Craypat profiling indicated that the majority of time spent in MPI during the multiplication loop was in MPI_Waitall, with quite a large imbalance (some processes spending up to 6 times longer than the fastest), although the amount of data sent from one process to another is well balanced, as is the computation performed by each process between communications. Even though the existing double-buffering allows computation to take place while communication for the next iteration is ongoing, the MPI_Isend and MPI_Irecv calls are posted at the same time. If the recieves could be pre-posted far enough in advance it was hoped this might reduce the time spend in MPI_Waitall by reducing the need for additional data copies for unexpected messages (arriving before the corresponding recieve is posted). This was done by posting the recieve a whole iteration earlier than the corresponding send (and two whole iterations before it was due to complete). Unfortunately, this did not reduce the time spent it MPI_Waitall as expected.
Another experiment to determine if the wait time was due to message latency (i.e. genuinely waiting because the message had not arrived from the remote process) was carried out. Here the local multiplication step was made arbitrarily long by sleeping for several seconds after actually carriying out the multiplication. This also did not affect the amount of time in MPI_Waitall, so it was determined that the cost of the waitall must be due to work that could only be done when MPI was called (i.e. requiring the MPI progress engine), rather than asynchronous DMAs or similar, although exactly what was occurring is not clear.
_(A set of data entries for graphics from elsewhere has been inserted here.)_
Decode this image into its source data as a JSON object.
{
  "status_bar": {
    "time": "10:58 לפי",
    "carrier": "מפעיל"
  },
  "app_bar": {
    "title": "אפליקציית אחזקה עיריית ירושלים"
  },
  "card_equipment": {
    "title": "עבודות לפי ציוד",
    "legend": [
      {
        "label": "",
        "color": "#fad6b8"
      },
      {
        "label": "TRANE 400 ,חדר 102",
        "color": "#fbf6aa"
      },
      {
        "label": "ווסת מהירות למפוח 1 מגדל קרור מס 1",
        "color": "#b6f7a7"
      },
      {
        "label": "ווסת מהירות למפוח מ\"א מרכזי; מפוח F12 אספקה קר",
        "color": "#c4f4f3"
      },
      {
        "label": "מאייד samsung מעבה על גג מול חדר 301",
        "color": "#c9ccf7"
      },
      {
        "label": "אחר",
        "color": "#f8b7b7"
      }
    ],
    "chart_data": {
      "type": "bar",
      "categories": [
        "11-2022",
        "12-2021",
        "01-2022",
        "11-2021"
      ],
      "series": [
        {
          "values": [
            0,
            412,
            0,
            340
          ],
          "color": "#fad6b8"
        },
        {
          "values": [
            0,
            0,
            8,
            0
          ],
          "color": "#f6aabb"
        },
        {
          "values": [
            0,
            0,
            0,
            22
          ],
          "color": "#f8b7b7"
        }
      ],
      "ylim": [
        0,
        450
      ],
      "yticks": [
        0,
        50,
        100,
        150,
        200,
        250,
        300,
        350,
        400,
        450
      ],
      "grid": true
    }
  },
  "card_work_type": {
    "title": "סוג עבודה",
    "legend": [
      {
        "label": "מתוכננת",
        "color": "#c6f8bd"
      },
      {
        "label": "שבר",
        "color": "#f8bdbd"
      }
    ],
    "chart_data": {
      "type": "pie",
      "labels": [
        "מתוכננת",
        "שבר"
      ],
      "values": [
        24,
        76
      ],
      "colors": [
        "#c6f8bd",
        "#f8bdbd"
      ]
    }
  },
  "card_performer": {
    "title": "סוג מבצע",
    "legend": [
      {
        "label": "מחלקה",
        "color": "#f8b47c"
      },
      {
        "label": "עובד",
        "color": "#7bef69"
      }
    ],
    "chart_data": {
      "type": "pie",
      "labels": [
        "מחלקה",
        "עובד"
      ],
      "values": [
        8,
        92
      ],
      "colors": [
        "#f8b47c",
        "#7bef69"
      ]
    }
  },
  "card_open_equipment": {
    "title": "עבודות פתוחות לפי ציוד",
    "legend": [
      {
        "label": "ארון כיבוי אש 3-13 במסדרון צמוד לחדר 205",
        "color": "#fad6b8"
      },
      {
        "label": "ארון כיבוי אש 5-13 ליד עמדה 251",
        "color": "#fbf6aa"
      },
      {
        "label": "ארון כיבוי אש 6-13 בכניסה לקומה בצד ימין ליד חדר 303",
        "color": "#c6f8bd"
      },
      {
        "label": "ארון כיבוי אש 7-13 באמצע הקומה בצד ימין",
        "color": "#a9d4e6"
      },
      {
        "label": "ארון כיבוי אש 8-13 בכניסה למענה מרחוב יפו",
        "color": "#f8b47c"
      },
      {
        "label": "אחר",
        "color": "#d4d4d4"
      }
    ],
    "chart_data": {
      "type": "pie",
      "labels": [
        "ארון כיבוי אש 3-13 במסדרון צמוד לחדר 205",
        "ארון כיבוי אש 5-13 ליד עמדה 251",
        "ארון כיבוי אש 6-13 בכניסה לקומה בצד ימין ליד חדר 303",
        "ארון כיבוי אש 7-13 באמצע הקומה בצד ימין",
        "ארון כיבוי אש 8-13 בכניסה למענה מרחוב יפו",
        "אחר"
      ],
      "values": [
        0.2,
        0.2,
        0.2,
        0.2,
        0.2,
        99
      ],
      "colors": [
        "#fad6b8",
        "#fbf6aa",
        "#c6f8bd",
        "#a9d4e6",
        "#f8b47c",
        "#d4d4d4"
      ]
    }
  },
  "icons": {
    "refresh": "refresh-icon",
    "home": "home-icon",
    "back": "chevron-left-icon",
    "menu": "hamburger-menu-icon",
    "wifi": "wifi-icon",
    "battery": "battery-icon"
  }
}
Given that this cost is fixed, we implemented a scheme whereby during the multiplication, the master thread would periodically poll MPI by making MPI_Testany calls. This has two advantages - firstly at least while the MPI processing was ongoing, other threads were doing useful work (rather than having the other N-1 threads idle during the Waitall). Secondly, since each local multiplication may be be somewhat load imbalanced, if thread 0 is underloaded then the MPI_Testany calls become essentially free as they simply take up some of the slack time that would be spent waiting for other thread to complete. To account for the case where the polling of MPI takes significantly longer than the available slack time, it is possible for the user to manually underload the master thread by a specified amount. This behaviour is controlled by two new variables in the input file (in the GLOBAL / DBCSR section):
During multiplication, use a thread to periodically poll MPI to progress outstanding message completions. This optional keyword cannot be repeated and it expects precisely one logical. Default value: .TRUE.
If a communications thread is used, specify how much multiplication workload (%) the thread should perform in addition to communication tasks This optional keyword cannot be repeated and it expects precisely one integer. Default value: 100
The performance of CP2K with and without the comm thread enabled is shown in figure 7. The benchmark used here is a 6144 atom calculation of liquid water using the new linear-scaling DFT implementation, which is strongly dominated by DBCSR operations as it performs SCF via iterations on the density matrix. Here we see that using a Communications thread can give up to a 13% improvement when used with two threads up to 20% wthen using six threads, even on relatively modest numbers of processors. At 2304 cores and above, underloading the comm thread to 80% is also shown to give an improvement over the default settings.